Not many foreigners go to midweek Benfica league games in Lisbon in January, especially when it is pouring down. I can assert that confidently, as when I turned up at the Multimedia Bilheteria (ticket office) with my internet receipt they said, ‘Ah Mr Davies, we have been expecting you,’ just like in the Bond films. The stadium holds 65,000, but there were only about 30,000 there for the game against Marítimo, who are apparently almost the best team in Madeira. Even that modest claim was hard to believe as they crumpled to a 6-0 defeat, twice conceding two goals in a minute, on the second occasion in the form of two identical penalties.
Even though there were six goals it was about as exciting as watching Manchester United, and you can’t say worse than that these days.
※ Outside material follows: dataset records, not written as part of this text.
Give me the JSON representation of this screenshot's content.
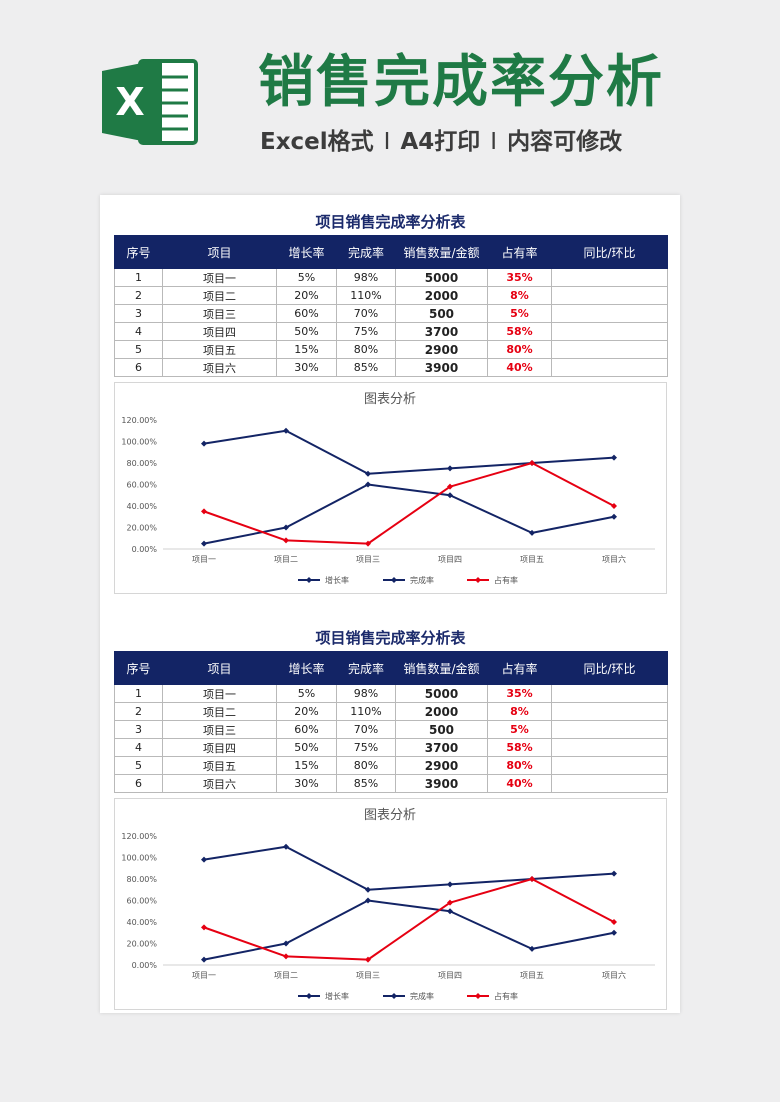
{
  "header": {
    "title": "销售完成率分析",
    "features": [
      "Excel格式",
      "A4打印",
      "内容可修改"
    ],
    "separator": "I"
  },
  "colors": {
    "navy": "#132465",
    "red": "#e60012",
    "green": "#1f7a45"
  },
  "logo": {
    "letter": "X"
  },
  "blocks": [
    {
      "title": "项目销售完成率分析表",
      "headers": [
        "序号",
        "项目",
        "增长率",
        "完成率",
        "销售数量/金额",
        "占有率",
        "同比/环比"
      ],
      "rows": [
        [
          "1",
          "项目一",
          "5%",
          "98%",
          "5000",
          "35%",
          ""
        ],
        [
          "2",
          "项目二",
          "20%",
          "110%",
          "2000",
          "8%",
          ""
        ],
        [
          "3",
          "项目三",
          "60%",
          "70%",
          "500",
          "5%",
          ""
        ],
        [
          "4",
          "项目四",
          "50%",
          "75%",
          "3700",
          "58%",
          ""
        ],
        [
          "5",
          "项目五",
          "15%",
          "80%",
          "2900",
          "80%",
          ""
        ],
        [
          "6",
          "项目六",
          "30%",
          "85%",
          "3900",
          "40%",
          ""
        ]
      ]
    },
    {
      "title": "项目销售完成率分析表",
      "headers": [
        "序号",
        "项目",
        "增长率",
        "完成率",
        "销售数量/金额",
        "占有率",
        "同比/环比"
      ],
      "rows": [
        [
          "1",
          "项目一",
          "5%",
          "98%",
          "5000",
          "35%",
          ""
        ],
        [
          "2",
          "项目二",
          "20%",
          "110%",
          "2000",
          "8%",
          ""
        ],
        [
          "3",
          "项目三",
          "60%",
          "70%",
          "500",
          "5%",
          ""
        ],
        [
          "4",
          "项目四",
          "50%",
          "75%",
          "3700",
          "58%",
          ""
        ],
        [
          "5",
          "项目五",
          "15%",
          "80%",
          "2900",
          "80%",
          ""
        ],
        [
          "6",
          "项目六",
          "30%",
          "85%",
          "3900",
          "40%",
          ""
        ]
      ]
    }
  ],
  "chart_data": [
    {
      "type": "line",
      "title": "图表分析",
      "categories": [
        "项目一",
        "项目二",
        "项目三",
        "项目四",
        "项目五",
        "项目六"
      ],
      "yticks": [
        "0.00%",
        "20.00%",
        "40.00%",
        "60.00%",
        "80.00%",
        "100.00%",
        "120.00%"
      ],
      "ylim": [
        0,
        120
      ],
      "legend_position": "bottom",
      "series": [
        {
          "name": "增长率",
          "color": "#132465",
          "values": [
            5,
            20,
            60,
            50,
            15,
            30
          ]
        },
        {
          "name": "完成率",
          "color": "#132465",
          "values": [
            98,
            110,
            70,
            75,
            80,
            85
          ]
        },
        {
          "name": "占有率",
          "color": "#e60012",
          "values": [
            35,
            8,
            5,
            58,
            80,
            40
          ]
        }
      ]
    },
    {
      "type": "line",
      "title": "图表分析",
      "categories": [
        "项目一",
        "项目二",
        "项目三",
        "项目四",
        "项目五",
        "项目六"
      ],
      "yticks": [
        "0.00%",
        "20.00%",
        "40.00%",
        "60.00%",
        "80.00%",
        "100.00%",
        "120.00%"
      ],
      "ylim": [
        0,
        120
      ],
      "legend_position": "bottom",
      "series": [
        {
          "name": "增长率",
          "color": "#132465",
          "values": [
            5,
            20,
            60,
            50,
            15,
            30
          ]
        },
        {
          "name": "完成率",
          "color": "#132465",
          "values": [
            98,
            110,
            70,
            75,
            80,
            85
          ]
        },
        {
          "name": "占有率",
          "color": "#e60012",
          "values": [
            35,
            8,
            5,
            58,
            80,
            40
          ]
        }
      ]
    }
  ]
}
Though you can get tasty almond tarts delivered to your seat, which gives the Estádio da Luz the edge over Old Trafford, even in a downpour.
Apart from the footy, Portugal is in an interesting condition. Their recent elections delivered a tricksy outcome. The centre right remains the biggest party, but can’t form a majority government, so a leftist coalition is having a go, but it is an eclectic group of mainstream socialists, Corbynistas Portuguesas and some Varoufakian austerity-deniers. Whether you shake it or stir it, it looks about as stable as the shadow cabinet. If there weren’t so many other places to worry about in Europe we would be hearing a lot about the Portuguese threat to the stability and growth pact. If you could buy a put option on the Lusitanian economy, I think I would.